While I was in Ramadi, a change in sentiment began to occur. That sentiment is coming substantially to fruition 18 months later.
More and more Iraqis in the Anbar province have had enough of al Qaeda's crap. Police and military forces are beefing up in Ramadi and other cities and towns, and they're working closely with American forces to "clear, hold and build". It seems, over the past two or three months, to be working.
Here's the story of Saif Sahed
As recently as two months ago, U.S. forces didn't dare stake out the Al Tash neighborhood of this insurgent stronghold in Al Anbar province. Enter 22-year-old Saif Sahed, a go-getter recruit for the Provincial Security Force, a new auxiliary police unit that offers hope for at least a bit of stability in the mean streets of Ramadi.
Sahed lives in Al Tash, the kind of neighborhood where everyone knows everyone and newcomers are immediately noticed — and in recent years often have been insurgents.
"If I find strangers or strange cars, I go to tell my officer. Last week we found some who were insurgents and they were detained," Sahed said matter-of-factly. "The important thing is to make my neighborhood safe."
Because Sahed is young and illiterate, he ordinarily would not qualify for the Iraqi army or police. But for the last several weeks, he and his ragtag cohorts, wearing castoff army fatigues and numbering about 2,200, have filled crucial intelligence-gathering, patrol and checkpoint functions in the new provincial force.

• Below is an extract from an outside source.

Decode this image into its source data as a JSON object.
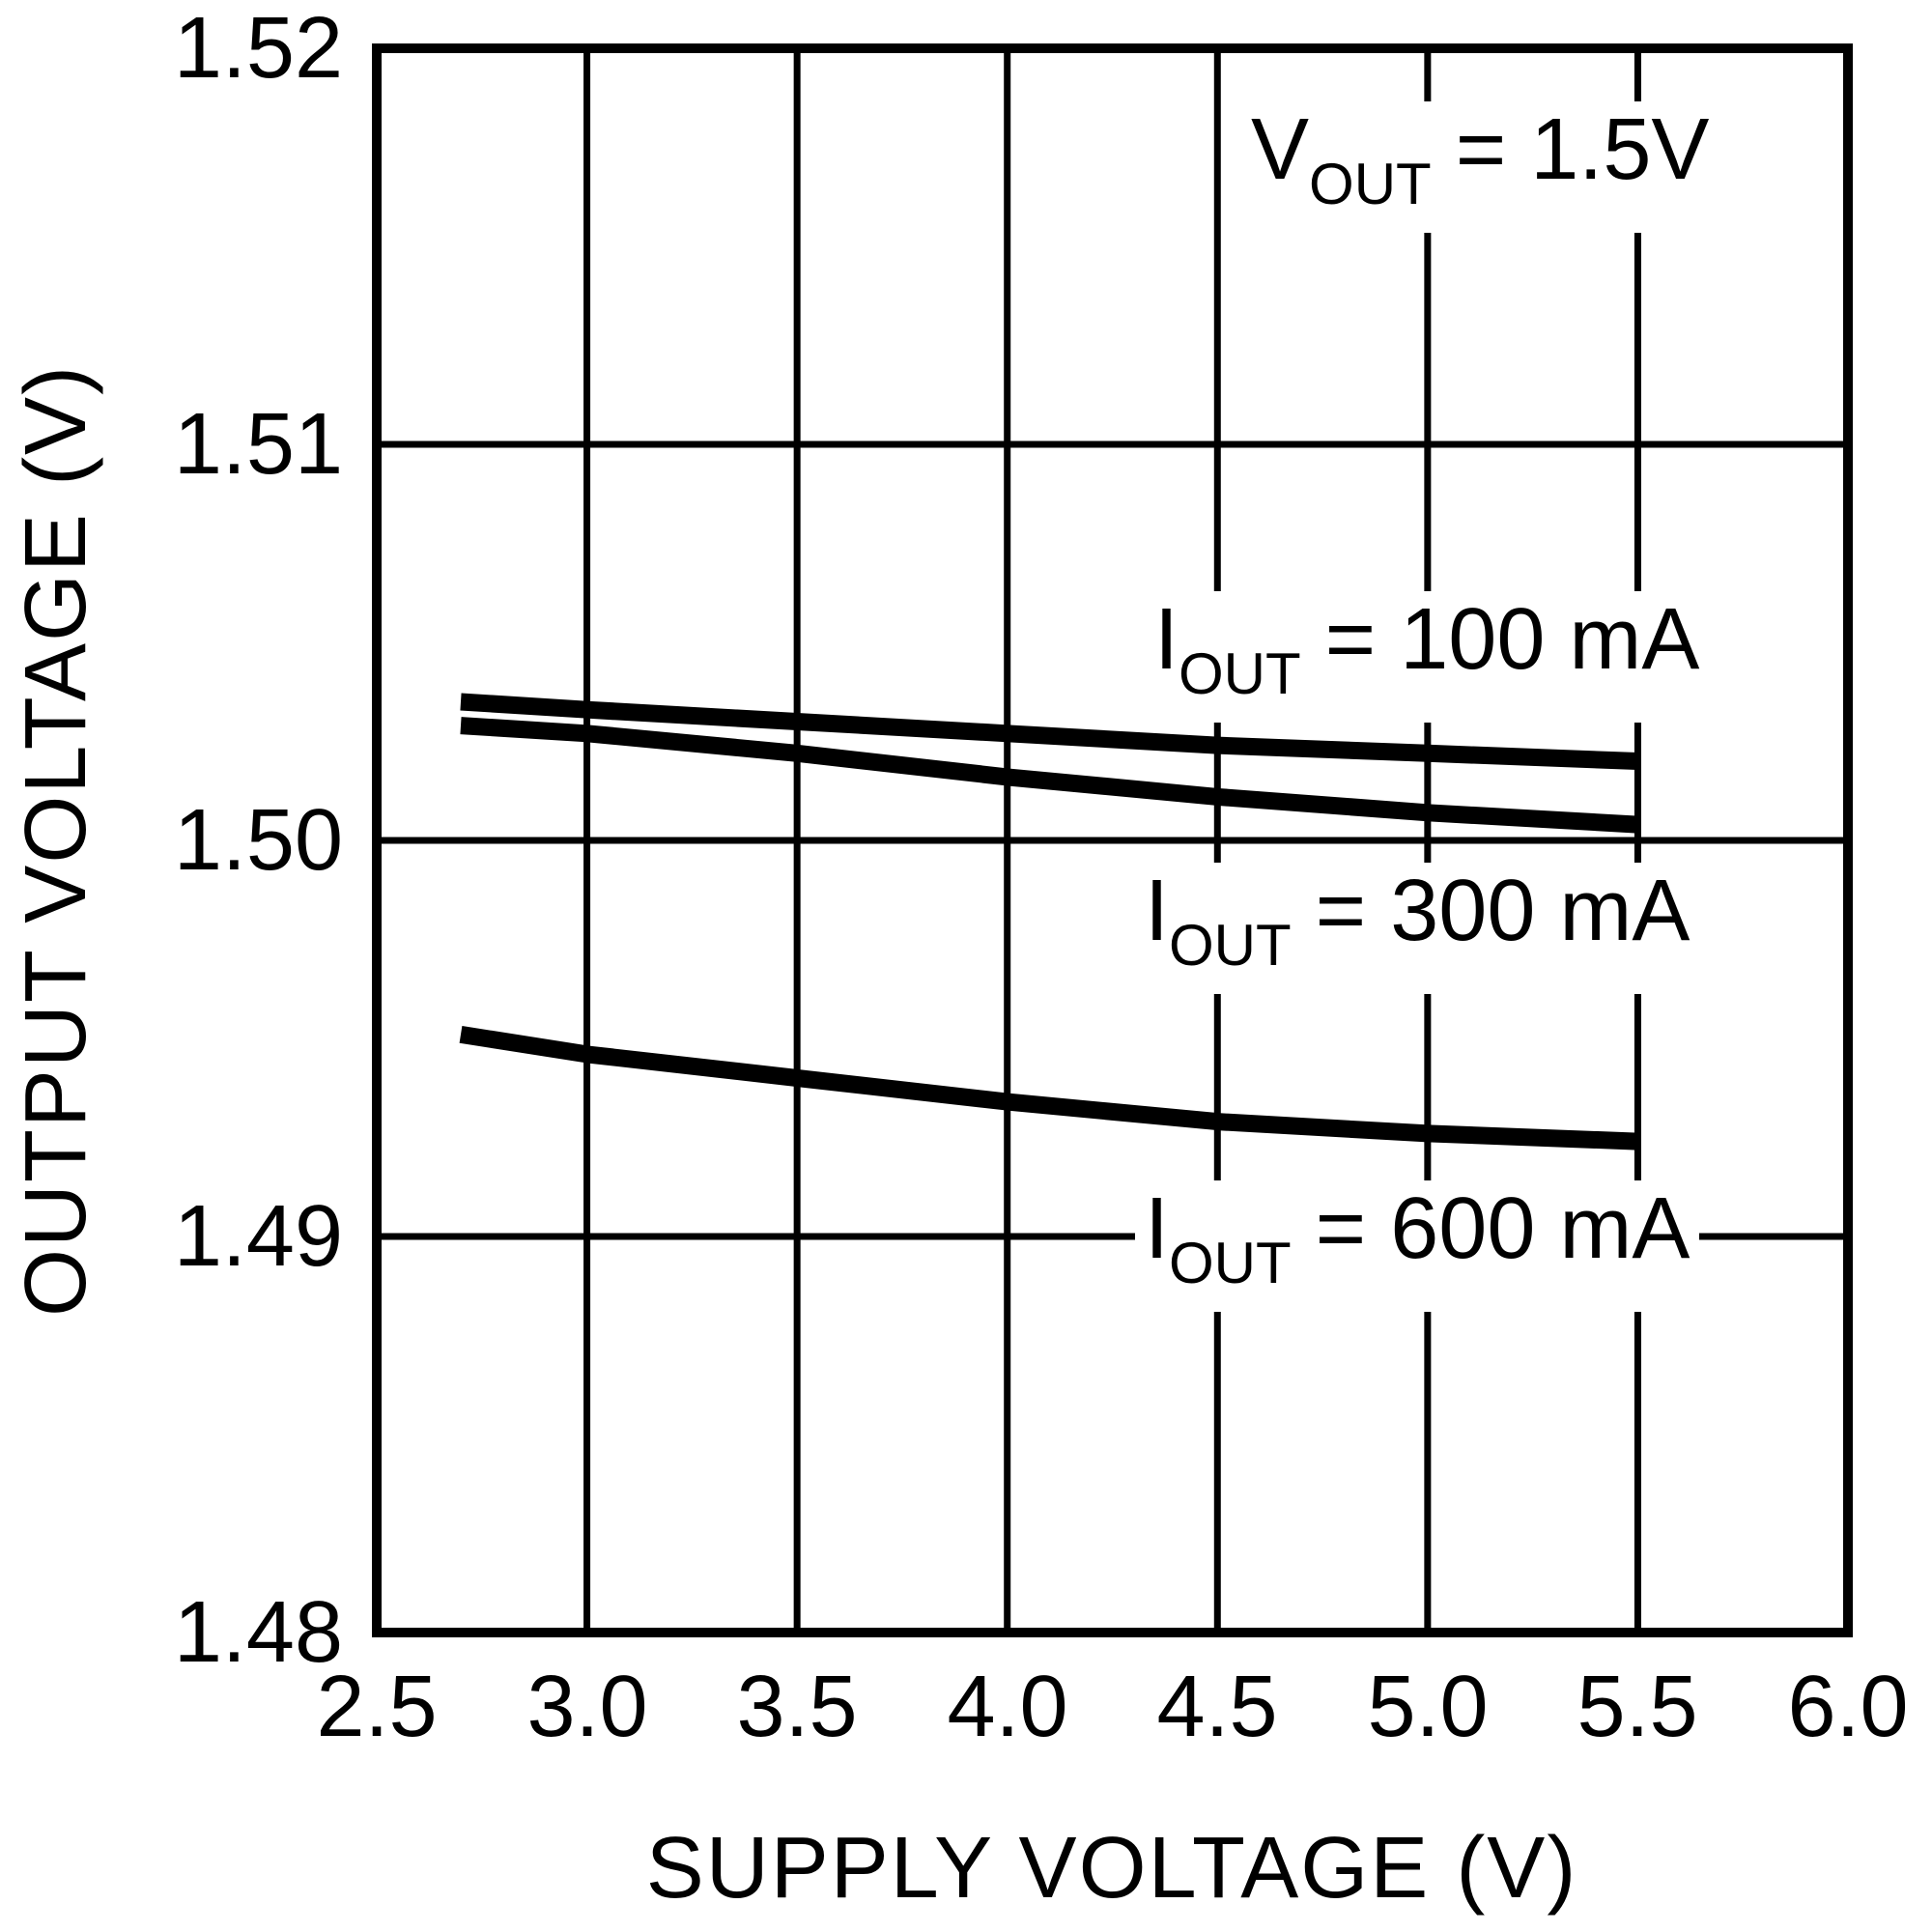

Local residents find people that don't belong there, and get rid of them. In the case of an American soldier who was injured in a bomb blast recently, it didn't take the Ramadians long to ferret out the insurgent who had caused the blast.
"We could have never developed that kind of actionable intelligence that fast," said Lt. Jimm Spannagel with the Army 1st Infantry Division's 2nd Brigade. "The PSF [Provincial Security Force] speaks the same language, establishes rapport with the locals and inspires trust. It's allowing us to extend our reach."
Enlistments have grown, and the number of uniformed Iraqi police officers and provincial troops on Ramadi's streets has multiplied to 6,700 from only 200 in July. Security has improved correspondingly.
From an average of 30 insurgent attacks per day in December, such assaults had fallen to an average of fewer than four by last month,
Politics aside, I dream of the day when I can return to al Anbar in a time of peace. I pray each day that peace and liberty will succeed in Iraq. People like Saif Sahed and his friends are the ones that will make it happen.